Brazil in new detail - Mapping the favelas

Brazil in new detail - Mapping the favelas

Today, Microsoft announced new maps of Brazil’s favelas for Bing, which add Points of Interest for these areas to maps supplied by HERE.

We’ve spent some time talking about the shiny new stadiums and the cities where the 2014 World Cup will take place in Brazil next month. And the way our maps have been refreshed to allow visitors to make the most of their trips to Brazil.

But another reality about the country is that a large number of Brazil’s citizens – nearly 12 million people – live in the favelas that lie even within the boundaries of many cities.

Mapping the unmappable

Mostly built by the people who live there themselves, the favelas are tricky to map for a variety of reasons.

First, since they are ‘self-made’, the authorities might not actually be aware of what roads and pathways exist.

Second, such routes that exist are notoriously narrow and serpentine. The satellite imagery that can be created of these townships – used as a first step in creating maps – is sometimes almost unreadable as a result. Then couple that with the fact that many favelas are on hillsides, so the satellites can only see them in a slanted view, anyway.

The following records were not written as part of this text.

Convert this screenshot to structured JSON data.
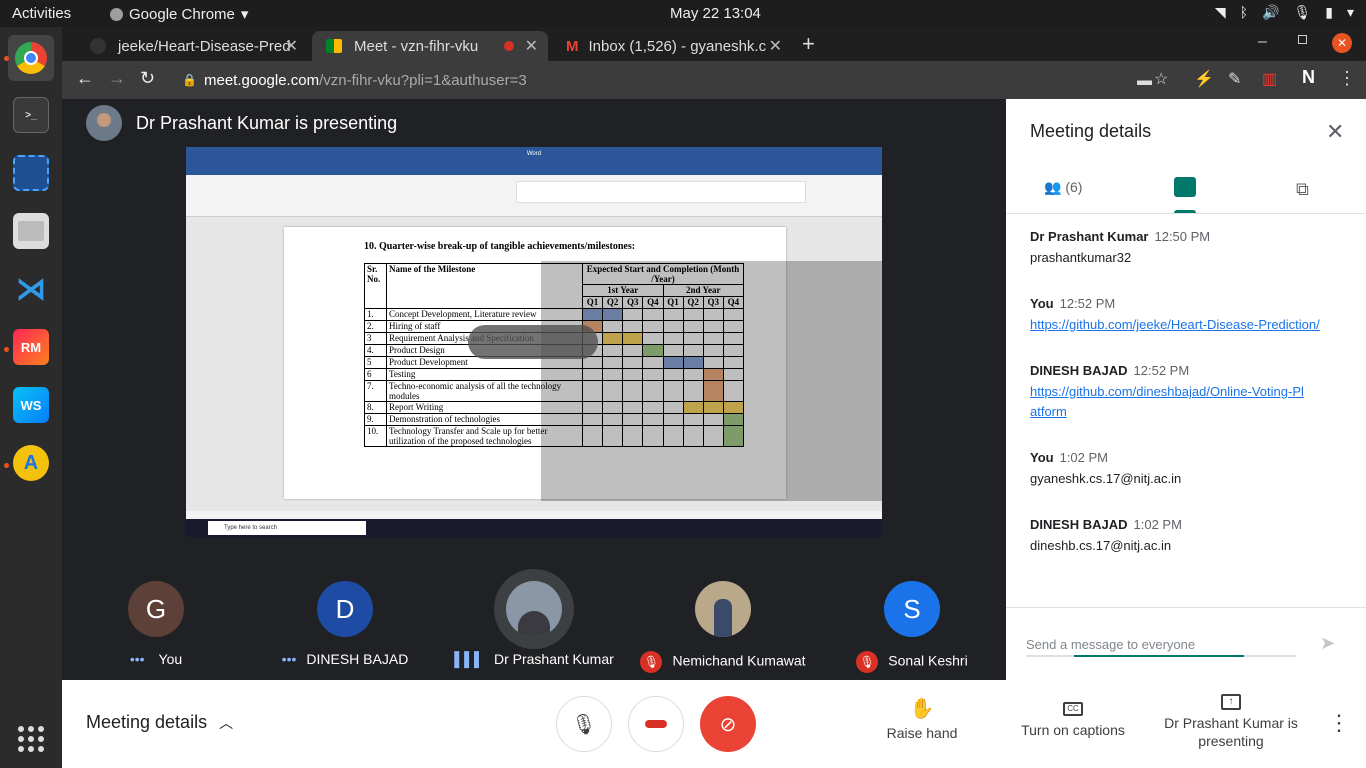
{
  "system": {
    "activities": "Activities",
    "app": "Google Chrome",
    "clock": "May 22  13:04"
  },
  "dock": {
    "rm_label": "RM",
    "ws_label": "WS"
  },
  "tabs": [
    {
      "label": "jeeke/Heart-Disease-Pred"
    },
    {
      "label": "Meet - vzn-fihr-vku"
    },
    {
      "label": "Inbox (1,526) - gyaneshk.c"
    }
  ],
  "url": {
    "host": "meet.google.com",
    "path": "/vzn-fihr-vku?pli=1&authuser=3"
  },
  "presenting_banner": "Dr Prashant Kumar is presenting",
  "document": {
    "heading": "10. Quarter-wise break-up of tangible achievements/milestones:",
    "col_sr": "Sr. No.",
    "col_name": "Name of the Milestone",
    "col_expected": "Expected Start and Completion (Month /Year)",
    "year1": "1st Year",
    "year2": "2nd Year",
    "quarters": [
      "Q1",
      "Q2",
      "Q3",
      "Q4",
      "Q1",
      "Q2",
      "Q3",
      "Q4"
    ],
    "rows": [
      {
        "sr": "1.",
        "name": "Concept Development, Literature review"
      },
      {
        "sr": "2.",
        "name": "Hiring of staff"
      },
      {
        "sr": "3",
        "name": "Requirement Analysis and Specification"
      },
      {
        "sr": "4.",
        "name": "Product Design"
      },
      {
        "sr": "5",
        "name": "Product Development"
      },
      {
        "sr": "6",
        "name": "Testing"
      },
      {
        "sr": "7.",
        "name": "Techno-economic analysis of all the technology modules"
      },
      {
        "sr": "8.",
        "name": "Report Writing"
      },
      {
        "sr": "9.",
        "name": "Demonstration of technologies"
      },
      {
        "sr": "10.",
        "name": "Technology Transfer and Scale up for better utilization of the proposed technologies"
      }
    ],
    "word_title": "Word",
    "search_bar": "Type here to search"
  },
  "participants": [
    {
      "initial": "G",
      "name": "You",
      "color": "#5d4037"
    },
    {
      "initial": "D",
      "name": "DINESH BAJAD",
      "color": "#1e4ba3"
    },
    {
      "initial": "",
      "name": "Dr Prashant Kumar",
      "color": "#555"
    },
    {
      "initial": "",
      "name": "Nemichand Kumawat",
      "color": "#777"
    },
    {
      "initial": "S",
      "name": "Sonal Keshri",
      "color": "#1a73e8"
    }
  ],
  "panel": {
    "title": "Meeting details",
    "people_count": "(6)",
    "messages": [
      {
        "who": "Dr Prashant Kumar",
        "time": "12:50 PM",
        "text": "prashantkumar32"
      },
      {
        "who": "You",
        "time": "12:52 PM",
        "link": "https://github.com/jeeke/Heart-Disease-Prediction/"
      },
      {
        "who": "DINESH BAJAD",
        "time": "12:52 PM",
        "link": "https://github.com/dineshbajad/Online-Voting-Platform"
      },
      {
        "who": "You",
        "time": "1:02 PM",
        "text": "gyaneshk.cs.17@nitj.ac.in"
      },
      {
        "who": "DINESH BAJAD",
        "time": "1:02 PM",
        "text": "dineshb.cs.17@nitj.ac.in"
      }
    ],
    "input_placeholder": "Send a message to everyone"
  },
  "bottom": {
    "details": "Meeting details",
    "raise_hand": "Raise hand",
    "captions": "Turn on captions",
    "presenting": "Dr Prashant Kumar is presenting"
  }
}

Third, it’s a sad fact that many of the favelas are dangerous places for outsiders (e.g. tourists, HERE cartographers) to go. While their population is actually very varied, these areas naturally house the most unfortunate, which includes a criminal element. Some areas remain no-go areas for the police themselves.\

Marcio Andrade from the Sao Paulo HERE office confirmed to us: “In fact, if you ask HERE apps for a route that would normally lead through a favela, the suggested route will actually lead you around it, for safety’s sake. If you ask to go to the centre of a favela, then OK, we’ll take you there. But otherwise, we would take you around.”

That has been changing over recent years, however, Marcio tells us, as local and national government programmes have moved to bring these areas under control. “And with this, the geometry of many favelas has been recorded, and we have integrated the information into the HERE map.”

Microsoft, one of our biggest customers, has been working with city authorities and NGOs to enrich these maps and add new layers of information to them, making them more useful for residents. One of its partners for this, the Parsonage Project (IPP) in Rio, is working directly with residents and the private sector to identify shops, services and entertainment that will be searchable and locatable using Bing Maps.

This is a great move forward for the residents of these favelas, and we applaud the initiative. A good map isn’t just handy: at HERE, we think it’s a cornerstone of civilisation.